My company’s price increase is the inflation you experienced, and if I can’t raise prices, my margins are going to suffer. I’m facing higher labor costs, I’m facing higher interest rate charges if I do have any borrowed money that I have to pay interest on. And if the economy is slowing, my operating rates are going to be lower, which means that I’m going to be less efficient. Wall Street right now is still expecting higher profits for companies in general for 2023. We’re very apprehensive of that.

[Goldhaber] Okay, that makes sense. So can you translate how these dynamics might change the composition of clients’ portfolios going forward?

[Segall] Well, one thing I can tell you that won’t change is the way that all strategy teams approach their jobs. We are a firm that’s built on fundamental, bottom-up research that gives a lot of credence to risk in our selection process. It’s the process that we followed for the last almost 30 years. We know that it’s tried and true, our clients appreciate that, so that won’t change. But my guess is, that the kinds of companies that we wind up finding attractive could very well be in for a shift. For example, or just as an illustration: one of the things, trends that we know is going on is the decarbonization of the economy. Electrification, if you will. There are going to be a lot of companies in industries that we might not have found quite as interesting in the past that suddenly will be beneficiaries of the Inflation Reduction Act from last year. That’ll be part of the entire process of taking carbon out and replacing it with sources of electricity.
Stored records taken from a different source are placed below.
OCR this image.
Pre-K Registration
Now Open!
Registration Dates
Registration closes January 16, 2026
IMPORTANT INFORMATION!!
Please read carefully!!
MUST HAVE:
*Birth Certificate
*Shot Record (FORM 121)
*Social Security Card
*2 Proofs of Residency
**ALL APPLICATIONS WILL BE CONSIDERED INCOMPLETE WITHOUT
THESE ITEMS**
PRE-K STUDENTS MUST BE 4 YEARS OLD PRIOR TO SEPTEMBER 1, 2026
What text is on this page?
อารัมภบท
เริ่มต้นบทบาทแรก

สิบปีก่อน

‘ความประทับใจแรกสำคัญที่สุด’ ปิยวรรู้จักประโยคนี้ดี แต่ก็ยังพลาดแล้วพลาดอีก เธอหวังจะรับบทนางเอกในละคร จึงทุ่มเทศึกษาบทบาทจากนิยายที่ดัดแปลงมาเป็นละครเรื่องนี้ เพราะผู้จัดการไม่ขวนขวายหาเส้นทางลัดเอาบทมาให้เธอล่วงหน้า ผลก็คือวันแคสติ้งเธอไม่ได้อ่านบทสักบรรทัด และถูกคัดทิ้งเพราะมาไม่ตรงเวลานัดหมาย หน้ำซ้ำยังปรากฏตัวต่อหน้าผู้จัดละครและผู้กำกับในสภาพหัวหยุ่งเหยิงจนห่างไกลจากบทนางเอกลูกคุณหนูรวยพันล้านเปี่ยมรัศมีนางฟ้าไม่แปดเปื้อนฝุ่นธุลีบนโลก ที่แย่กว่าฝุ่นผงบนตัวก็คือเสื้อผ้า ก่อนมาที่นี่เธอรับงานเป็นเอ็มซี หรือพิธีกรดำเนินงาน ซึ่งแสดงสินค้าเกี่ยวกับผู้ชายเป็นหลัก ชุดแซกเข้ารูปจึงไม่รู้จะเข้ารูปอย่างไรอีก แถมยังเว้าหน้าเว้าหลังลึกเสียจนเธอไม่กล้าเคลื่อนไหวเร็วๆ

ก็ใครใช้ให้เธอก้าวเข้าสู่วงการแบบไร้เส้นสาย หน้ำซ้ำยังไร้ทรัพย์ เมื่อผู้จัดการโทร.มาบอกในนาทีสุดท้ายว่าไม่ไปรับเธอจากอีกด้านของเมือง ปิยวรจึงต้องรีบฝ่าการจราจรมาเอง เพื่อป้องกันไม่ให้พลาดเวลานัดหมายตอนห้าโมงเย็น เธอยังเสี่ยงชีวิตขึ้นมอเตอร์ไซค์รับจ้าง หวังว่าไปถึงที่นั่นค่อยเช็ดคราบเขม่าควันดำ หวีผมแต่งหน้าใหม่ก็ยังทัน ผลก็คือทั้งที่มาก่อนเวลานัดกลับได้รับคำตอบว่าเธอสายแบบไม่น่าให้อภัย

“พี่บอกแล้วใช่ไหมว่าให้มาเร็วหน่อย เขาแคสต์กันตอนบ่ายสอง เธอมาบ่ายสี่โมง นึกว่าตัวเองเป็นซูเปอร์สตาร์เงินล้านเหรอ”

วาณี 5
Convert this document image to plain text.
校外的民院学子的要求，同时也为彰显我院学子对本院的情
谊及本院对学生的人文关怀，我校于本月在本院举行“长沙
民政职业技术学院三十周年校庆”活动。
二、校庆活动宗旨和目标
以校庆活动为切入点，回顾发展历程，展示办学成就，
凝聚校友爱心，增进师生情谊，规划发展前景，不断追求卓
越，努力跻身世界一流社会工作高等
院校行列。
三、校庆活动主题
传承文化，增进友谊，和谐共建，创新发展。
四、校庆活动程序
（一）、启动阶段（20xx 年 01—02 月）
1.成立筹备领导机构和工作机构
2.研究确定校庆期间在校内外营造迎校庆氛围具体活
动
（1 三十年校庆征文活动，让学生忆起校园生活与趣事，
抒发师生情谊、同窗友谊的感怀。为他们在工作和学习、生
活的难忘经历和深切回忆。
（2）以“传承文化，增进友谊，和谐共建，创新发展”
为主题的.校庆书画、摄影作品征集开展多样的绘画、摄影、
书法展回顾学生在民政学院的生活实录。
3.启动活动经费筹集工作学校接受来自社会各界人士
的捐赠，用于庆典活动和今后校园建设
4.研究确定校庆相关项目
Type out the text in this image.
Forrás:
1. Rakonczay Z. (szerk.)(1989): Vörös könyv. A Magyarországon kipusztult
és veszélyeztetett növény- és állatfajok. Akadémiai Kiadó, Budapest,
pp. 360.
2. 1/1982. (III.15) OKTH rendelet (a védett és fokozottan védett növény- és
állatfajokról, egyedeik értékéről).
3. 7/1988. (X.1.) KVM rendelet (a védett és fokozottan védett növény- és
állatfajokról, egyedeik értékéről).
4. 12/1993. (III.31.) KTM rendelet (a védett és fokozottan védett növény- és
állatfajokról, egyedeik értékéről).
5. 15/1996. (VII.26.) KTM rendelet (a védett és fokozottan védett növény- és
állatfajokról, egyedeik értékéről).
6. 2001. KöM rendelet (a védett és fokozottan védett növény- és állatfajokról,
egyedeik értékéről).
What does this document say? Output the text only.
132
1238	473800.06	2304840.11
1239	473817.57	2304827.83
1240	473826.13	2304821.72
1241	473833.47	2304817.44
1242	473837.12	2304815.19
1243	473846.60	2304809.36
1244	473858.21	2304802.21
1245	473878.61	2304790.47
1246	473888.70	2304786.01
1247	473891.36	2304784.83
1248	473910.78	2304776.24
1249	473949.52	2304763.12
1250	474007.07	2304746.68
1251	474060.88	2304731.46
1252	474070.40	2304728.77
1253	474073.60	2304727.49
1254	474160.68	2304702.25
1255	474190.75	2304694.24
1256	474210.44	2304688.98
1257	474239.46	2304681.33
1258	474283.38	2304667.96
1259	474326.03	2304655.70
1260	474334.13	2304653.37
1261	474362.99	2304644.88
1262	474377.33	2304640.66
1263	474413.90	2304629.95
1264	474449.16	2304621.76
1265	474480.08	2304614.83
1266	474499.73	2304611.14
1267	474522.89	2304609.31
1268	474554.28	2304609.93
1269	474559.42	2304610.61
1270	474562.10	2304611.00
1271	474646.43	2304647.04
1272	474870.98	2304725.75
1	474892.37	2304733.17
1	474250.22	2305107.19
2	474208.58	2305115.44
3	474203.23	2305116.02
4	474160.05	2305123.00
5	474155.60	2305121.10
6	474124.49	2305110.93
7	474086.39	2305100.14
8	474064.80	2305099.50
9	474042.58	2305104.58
We could discover some companies that will make more sense, have better earnings visibility, and where we can make a judgment that valuations might shift. What we are doing won’t change, but where we’re looking, we think will probably be… We’re going to find opportunities out of a different opportunity set than we’ve experienced in the last 15 years.

[Goldhaber] Thank you, Ralph, for sharing your perspectives today and I’m looking forward to continuing our conversation next quarter. And thanks everyone for listening.

 

This information is for educational purposes and is not intended to provide, and should not be relied upon for, accounting, legal, tax, insurance, or investment advice. This does not constitute an offer to provide any services, nor a solicitation to purchase securities. The contents are not intended to be advice tailored to any particular person or situation. We believe the information provided is accurate and reliable, but do not warrant it as to completeness or accuracy. This information may include opinions or forecasts, including investment strategies and economic and market conditions; however, there is no guarantee that such opinions or forecasts will prove to be correct, and they also may change without notice.